Falcione não responde, se limitando a continuar observando a cena, como se esperasse que a rebelde tivesse um surto assassino a qualquer momento.

Belísar volta a desativar seus poderes e abaixa o braço.

– Fique de olho nela. Vou reunir as tropas.

– Devíamos é aproveitar essa chance e nos livrar desse problema de uma vez por todas – responde Falcione, com uma voz cortante. Ela realmente parecia muito preocupada.

– Acha que devemos prendê-la?

– Não é qualquer prisão que consegue segurar alguém como ela.

– Então, o que você quer é terminar sua missão de tantos anos atrás, é isso?

Ela abaixa a luneta e aperta os punhos, enquanto se volta para ele.

– Eles deveriam estar todos mortos! Eu jurei que acabaria com todos ou morreria tentando! – Ela respira fundo, tentando se controlar. – Mas isso não importa agora. O fato é que ela é um perigo em potencial. Deveríamos aproveitar essa oportunidade para nos livrar desse problema de uma vez por todas!

– Ela lutou para ajudar a proteger pessoas!
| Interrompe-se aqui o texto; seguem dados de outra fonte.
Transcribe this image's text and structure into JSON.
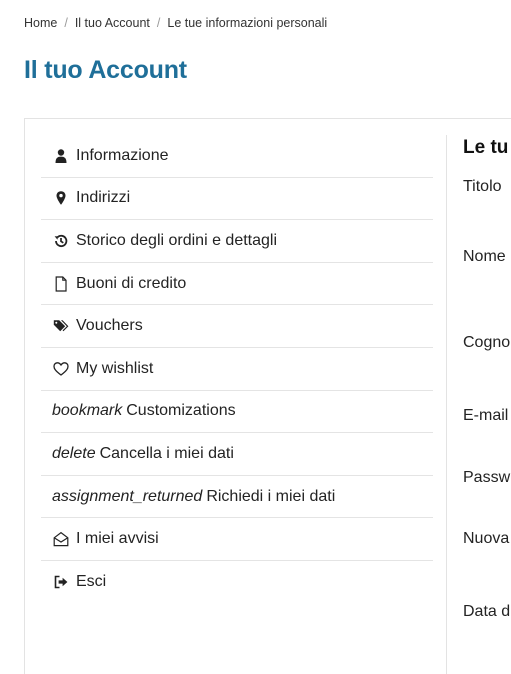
{
  "breadcrumb": {
    "items": [
      "Home",
      "Il tuo Account",
      "Le tue informazioni personali"
    ]
  },
  "page_title": "Il tuo Account",
  "menu": {
    "items": [
      {
        "icon": "user-icon",
        "label": "Informazione"
      },
      {
        "icon": "map-pin-icon",
        "label": "Indirizzi"
      },
      {
        "icon": "history-icon",
        "label": "Storico degli ordini e dettagli"
      },
      {
        "icon": "file-icon",
        "label": "Buoni di credito"
      },
      {
        "icon": "tags-icon",
        "label": "Vouchers"
      },
      {
        "icon": "heart-icon",
        "label": "My wishlist"
      },
      {
        "ligature": "bookmark",
        "label": "Customizations"
      },
      {
        "ligature": "delete",
        "label": "Cancella i miei dati"
      },
      {
        "ligature": "assignment_returned",
        "label": "Richiedi i miei dati"
      },
      {
        "icon": "envelope-open-icon",
        "label": "I miei avvisi"
      },
      {
        "icon": "sign-out-icon",
        "label": "Esci"
      }
    ]
  },
  "form": {
    "title": "Le tu",
    "labels": [
      "Titolo",
      "Nome",
      "Cogno",
      "E-mail",
      "Passw",
      "Nuova",
      "Data d"
    ]
  }
}
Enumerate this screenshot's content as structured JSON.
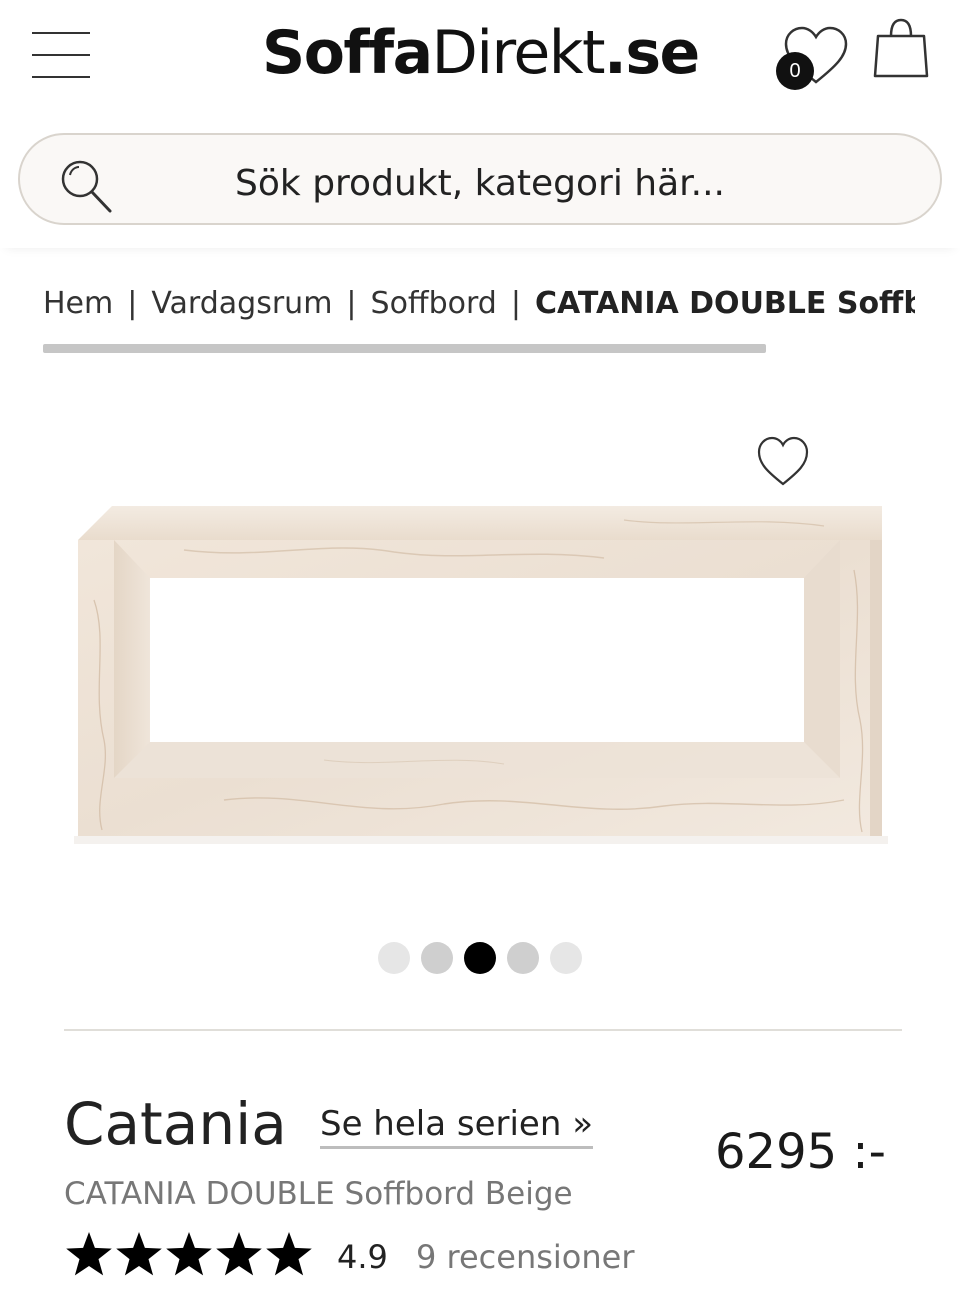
{
  "header": {
    "menu_icon": "hamburger-menu-icon",
    "logo_bold": "Soffa",
    "logo_regular": "Direkt",
    "logo_suffix": ".se",
    "wishlist_icon": "heart-icon",
    "wishlist_count": "0",
    "cart_icon": "shopping-bag-icon"
  },
  "search": {
    "icon": "search-icon",
    "placeholder": "Sök produkt, kategori här..."
  },
  "breadcrumb": {
    "items": [
      "Hem",
      "Vardagsrum",
      "Soffbord",
      "CATANIA DOUBLE Soffbord Beige"
    ],
    "separator": "|"
  },
  "gallery": {
    "favorite_icon": "heart-outline-icon",
    "image_count": 5,
    "active_index": 2
  },
  "product": {
    "series_name": "Catania",
    "series_link": "Se hela serien »",
    "price": "6295 :-",
    "full_name": "CATANIA DOUBLE Soffbord Beige",
    "rating_stars": 5,
    "rating_value": "4.9",
    "reviews_text": "9 recensioner"
  },
  "colors": {
    "text": "#1a1a1a",
    "muted": "#777777",
    "search_border": "#d9d4cd",
    "marble": "#efe3d6",
    "dot_active": "#000000"
  }
}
– Isso não significa nada!

– Para mim significa. – Os dois se encaram por um instante, então ele sacode a cabeça. – Escute, não estou convencido que ela realmente seja um deles, mas, se ela tentar qualquer coisa, você tem carta branca.

Falcione se força a relaxar os punhos.

– Isso é melhor do que nada, eu suponho.

♦ ♦ ♦

Sulana leva vários minutos para voltar a abrir os olhos.

A vontade de voltar ao combate ainda era grande, mas, não sentindo animosidade vinda de lugar nenhum, ela podia sentir o seu controle se fortalecendo cada vez mais.

– Você acordou! – Ronam exclamou, ao seu lado. – Está tudo bem? Pode se levantar?

Ignorando a mão estendida dele, Sulana se põe em pé com agilidade e tenta espanar um pouco do pó de suas roupas. Aquela poeira branca, formada quando os monstros se desintegravam, era difícil de limpar e tinha um cheiro não muito bom, mas ela tinha que admitir que era bem melhor estar coberta com aquilo do que com sangue.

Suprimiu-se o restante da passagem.